The primary cause of a storm surge is the high winds of the storm pushing water along with the storm's movement. As the storm winds blow across the surface of the water waves are created.
In the open ocean these waves don't result in much actual water movement, or mass transport. However, as the waves come ashore they build and break like you see when ocean swells hit a beach. These breaking waves convert a rolling, open ocean wave into building surf carrying their momentum, and the associated water, forward.
A number of conditions can increase the effects of such breaking waves in creating a surge. The momentum of the waves carrying into a bay, estuary or other narrow inlet will be concentrated much like we see the effects of tides in places like the Bay of Fundy. A shallower, more gradually sloping, shoreline can allow the momentum to dissipate more gradually while a steeper shoreline can allow the force of the waves to carry more strongly ashore. Shallow shorelines will carry a greater surge with smaller waves while steeper shorelines are associated with stronger waves and lesser surge.
An additional factor causing storm surge is the low pressure associated with the storm. It is estimated that the surge is increased by just under one-half of an inch for every one millibar of pressure drop. This effect can add several feet of increased water height to the wind driven surge.
Another factor associated with the storm surge, although not technically part of the mechanics of the surge itself, is runoff meeting the incoming surge. A major hurricane can dump as much as twelve inches or more of rain over a wide area in 24 hours. As this runoff flows down streams and rivers it will eventually meet the incoming surge. Low-lying areas near such runoff will experience even greater water levels.
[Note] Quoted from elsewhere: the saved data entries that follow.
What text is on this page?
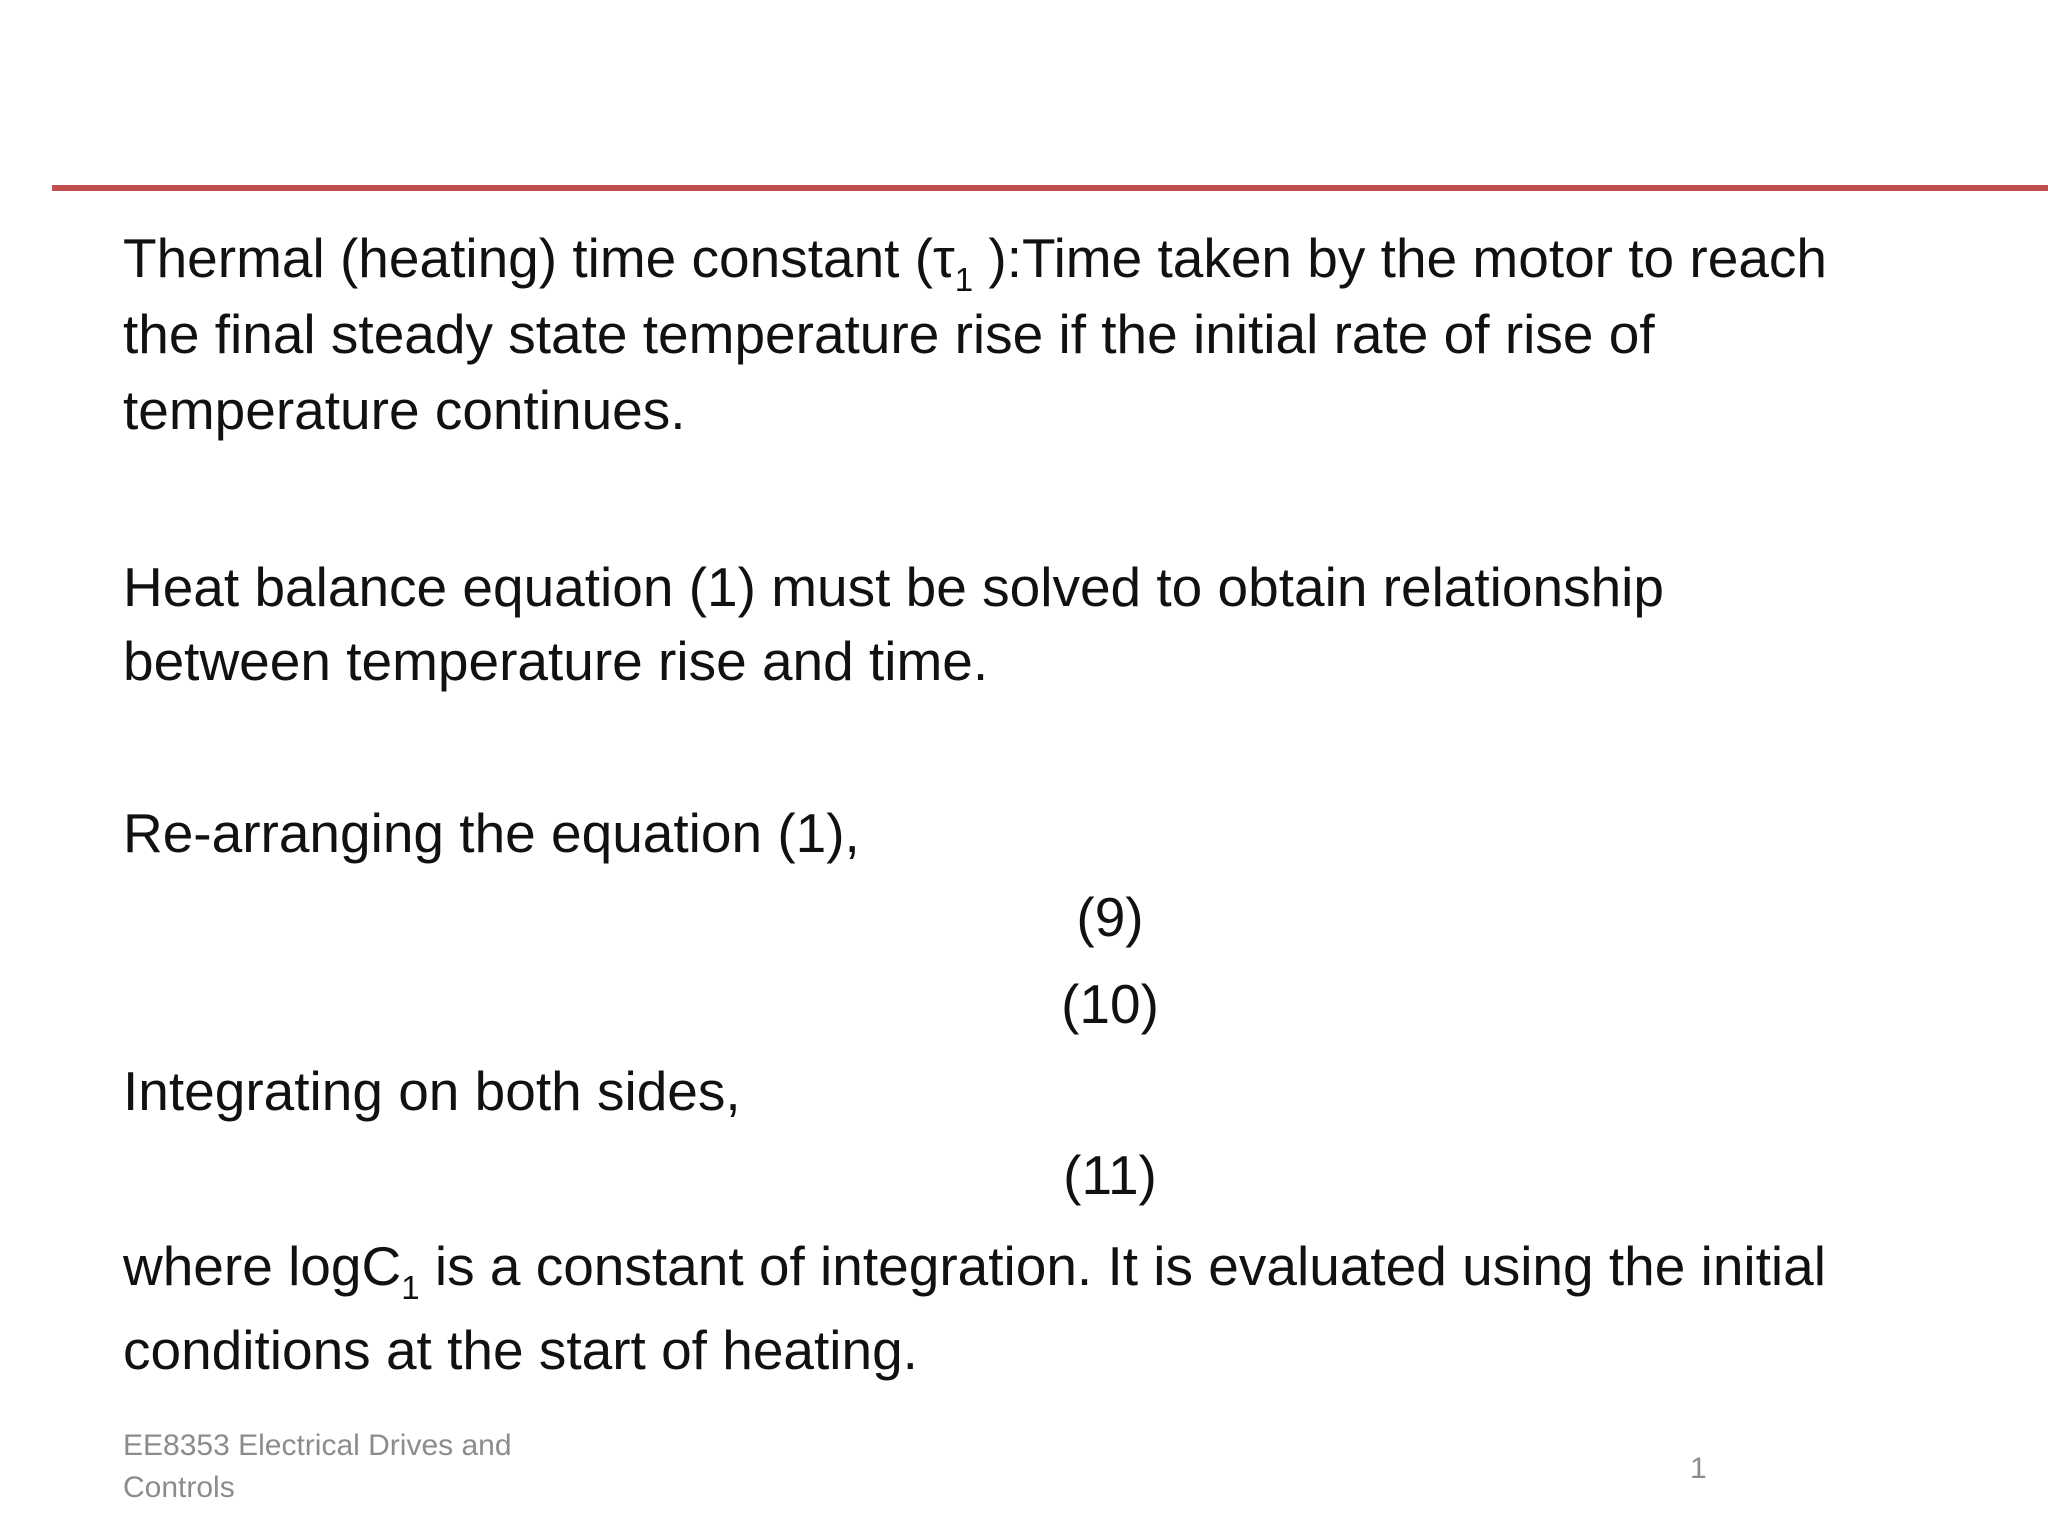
Thermal (heating) time constant ($\tau_1$ ):Time taken by the motor to reach
the final steady state temperature rise if the initial rate of rise of
temperature continues.
Heat balance equation (1) must be solved to obtain relationship
between temperature rise and time.
Re-arranging the equation (1),
(9)
(10)
Integrating on both sides,
(11)
where logC$_1$ is a constant of integration. It is evaluated using the initial
conditions at the start of heating.
EE8353 Electrical Drives and Controls
1
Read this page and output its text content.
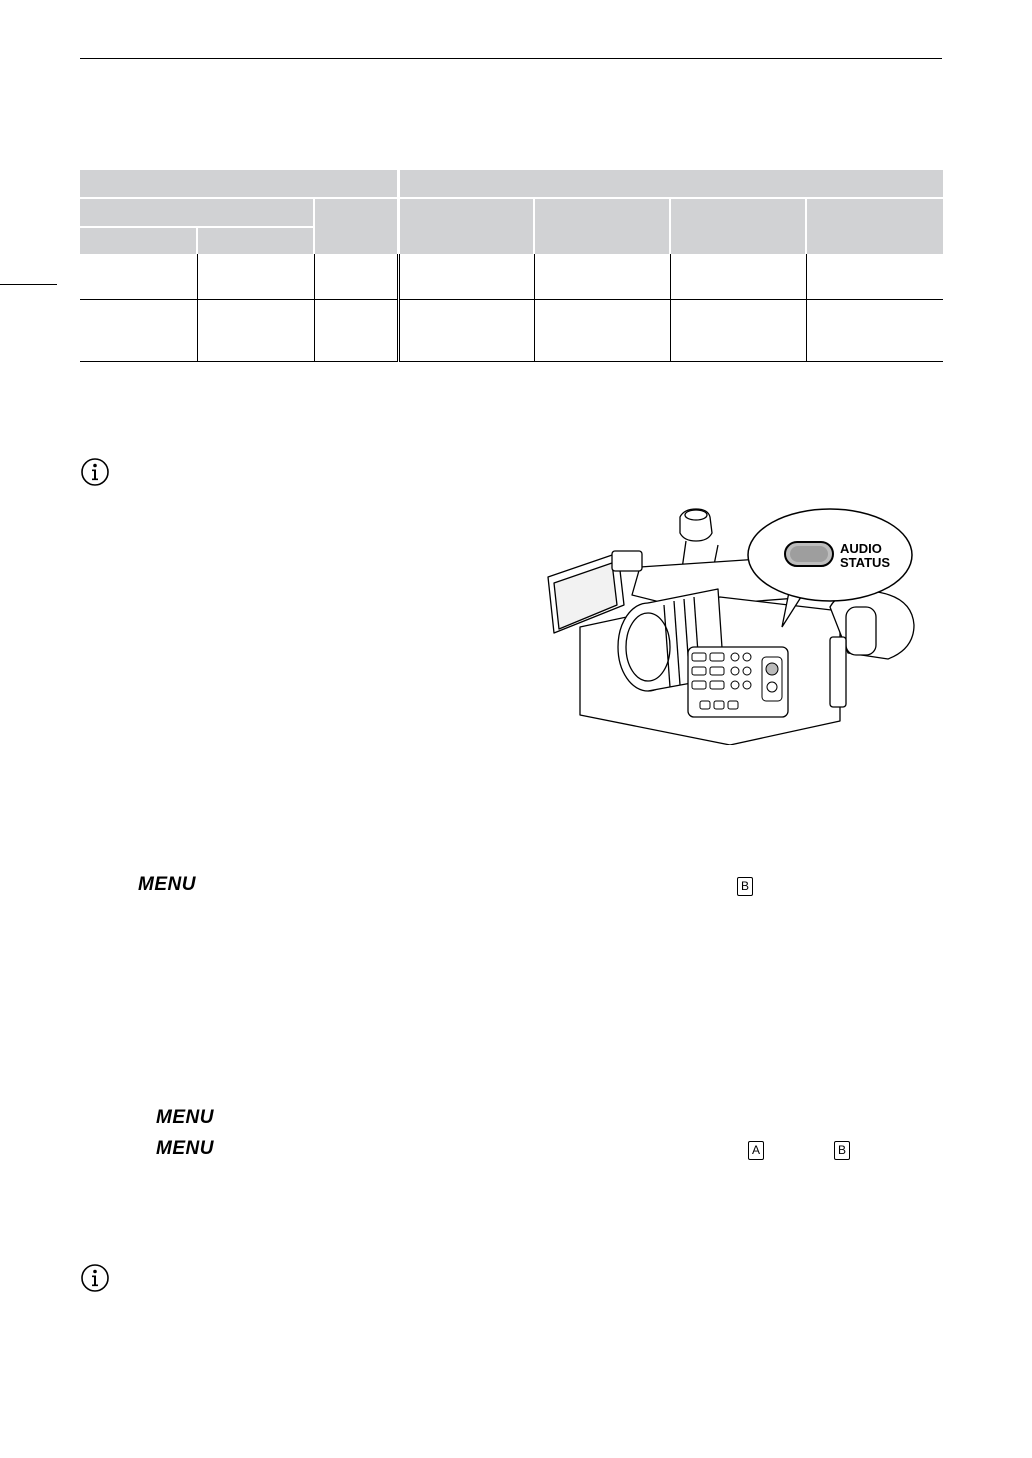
AUDIO
STATUS
MENU	B
MENU
MENU	A	B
Recent experiences in Galveston, during Hurricane Ike, and New Orleans, Hurricane Katrina, have shown the damaging effects of storm surges. It is estimated that the surge associated with Ike at Galveston was well over 21 feet. With a highest point of just 20 feet, it is obvious that the entirety of Galveston Island was completely underwater during this storm. And, we are all familiar from the news stories with the enormous damage done in New Orleans by Katrina. While the surge of Katrina was nearly 30 feet at its highest points in the bays and estuaries of Southern Mississippi, even in New Orleans the surge was enough to top and undermine the levies protecting the city causing far more damage than the high winds and rain of the storm.